School Superintendent Anthony Serio said he didn’t know.
The Board of Education collectively said it didn’t know.
And school finance director Jason Lathrop was mute about the board paying -- and not knowing it was paying -- the salary and benefits for someone to clean the school rental at 290 Dodge Ave., while the lease states the landlord will take care of all custodial and grounds work.
Instead, taxpayers have been unwittingly footing the bill -- roughly $205,000, with a ticking clock -- for the mystery employee’s keep since 2004. They're also footing the same custodial bill that's tucked into the rent check paid to the landlord, Giuseppe Piscitelli. Taxpayers have been paying twice for the same thing for over six years.
“I’m not very happy,” said Board of Ed Chair Nick Palladino. “I don’t mind paying for something with the taxpayers’ money, but not twice.” He demanded reimbursement.

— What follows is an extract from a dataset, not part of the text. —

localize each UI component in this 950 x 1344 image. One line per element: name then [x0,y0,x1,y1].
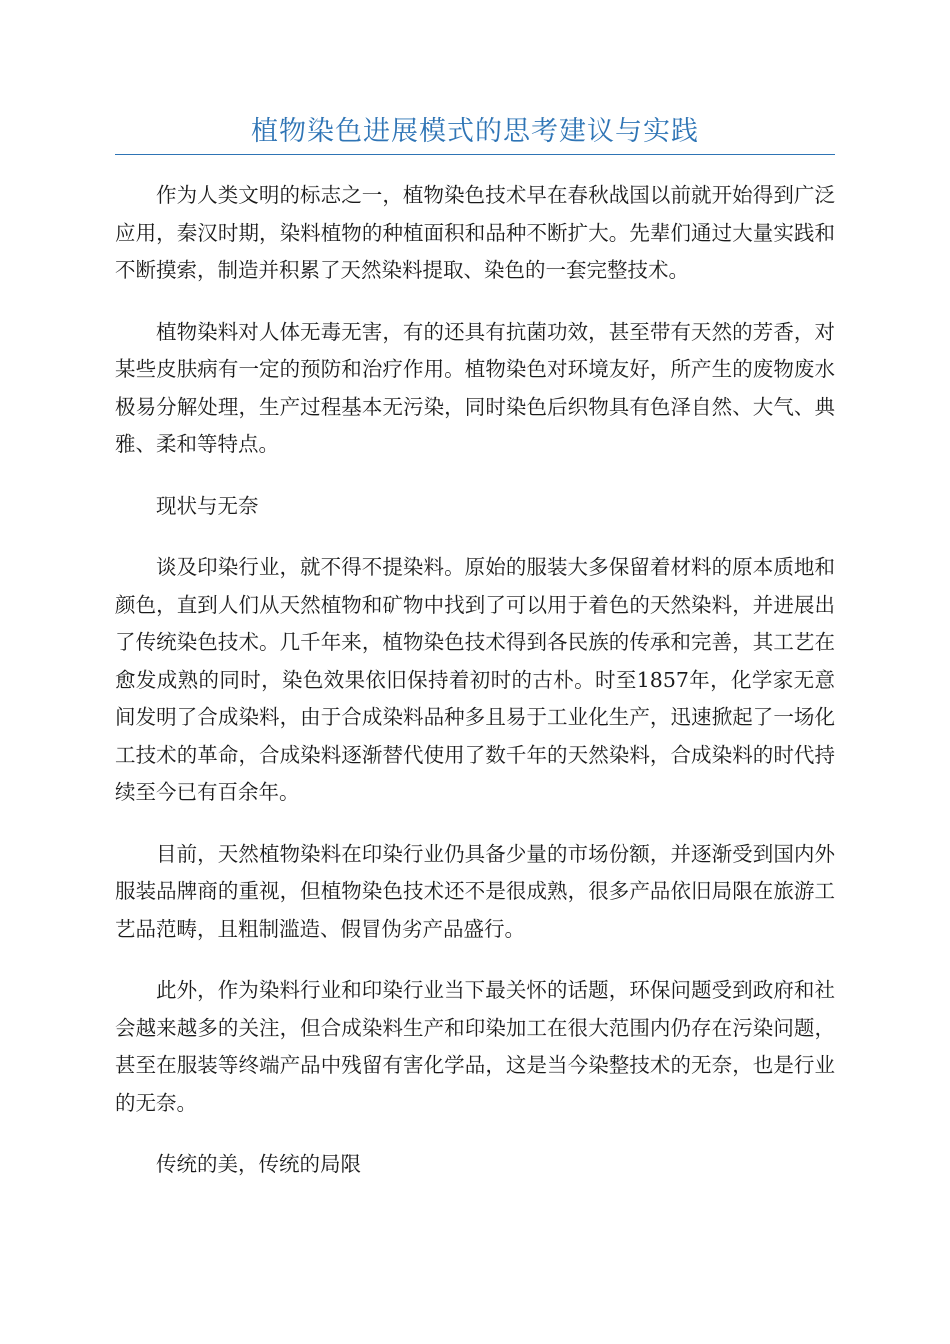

Tuesday night, the school board with its attorney Mike Luzzi, who negotiated the Dodge Avenue leases, held a special meeting to discuss the reportedly newfound information. It was revealed that “John Doe,” as the mystery custodian is being called, is nowhere to be found on Lathrop’s 2010 payroll, according to a printout he gave to board members.
Still, Lathrop has been cutting Mr. Doe a paycheck every two weeks.
Board member Christine Maisano, an accountant, called for an immediate payroll audit. Board member Ray Pompano seconded her motion but upped it to a "forensic audit." The motion passed unanimously.
Mr. Doe’s salary has apparently been coming out of the teacher aides’ account though he’s a janitor, said Maisano. And though Doe is a janitor, he’s not a member of that union. And though he is paid as a teacher’s aide, he’s been getting full benefits while aides get none.
John Doe was unearthed last week as board members pored through the Dodge Avenue leases for Adult Ed and Pathways, a special ed program, to decide whether to sign a new contract. The Adult Ed lease expires Aug. 31, 2011; Pathways' on Sept. 11, 2012. The board spoke favorably over the last few months about bringing Pathways to the now-closed Hays Elementary School in a money-saving effort, and for Adult Ed to finish out the Pathways lease.
Board members had asked Serio several times this year if Piscitelli would lower the rent should Adult Ed take over the Pathways lease. The monthly rent for Pathways is $15,834; Adult Ed's is $21,629. According to the leases, those amounts include everything, including John Doe's job. Lathrop had said in an earlier meeting that housing Pathways at Hays would save taxpayers $13,334 a month. Lathrop said the only additional monthly expense at Hays would be $2,500 for custodial work.
(Last October, Serio sent Piscitelli two letters informing him that neither lease would be renewed. Piscitelli told Patch at that time that he was angry and would try to get Serio to change his mind. This past January, Serio asked the Board to reconsider renewing the leases.)
Maisano and board member Tia DePalma told Patch that all school jobs need board approval. They said according to their research, the board in 2004 when John Doe was hired was not asked for its approval. (Mr Doe had reportedly worked for Piscitelli in the same capacity from 2000-2004.) Asked who then would have hired John Doe, the women said it "had to have been" the then-superintendent, the late Martin DeFelice. Republican mayoral candidate John Finkle chaired the board at the time.
At its March 22 meeting, the school board conditionally approved a new lease giving Adult Ed Pathways' contract "pending some stipulations," said Palladino, such as "minor language changes."
And then John Doe fell into their laps.
"It's absolutely shocking," said member Kristin Vineyard.
"Based on tonight's findings, as finance chairwoman, I am more than ever convinced that there is a serious financial problem within the Board of Education," said Maisano, who has been wrestling with Lathrop for months to get the accounting books in order.
"I'm just stunned," said DePalma. "I'm totally stunned. My question is, if we have a person we did not know we were paying salary and benefits, are there any others?"
"Taxpayers of East Haven work very hard for their money and we as elected officials have an obligation to manage the finances with the utmost scrutiny," said Maisano. "These findings tonight are disturbing. The taxpayers deserve an answer."
"I think it's so sad because here we are talking finances again," said DePalma. "And if this prevents all-day kindergarten, that will be very said."
"This is another prime example of financial information being misrepresented to the board," said Maisano.
Attorney Luzzi said he would confer with Piscitelli's lawyer and get back to the board.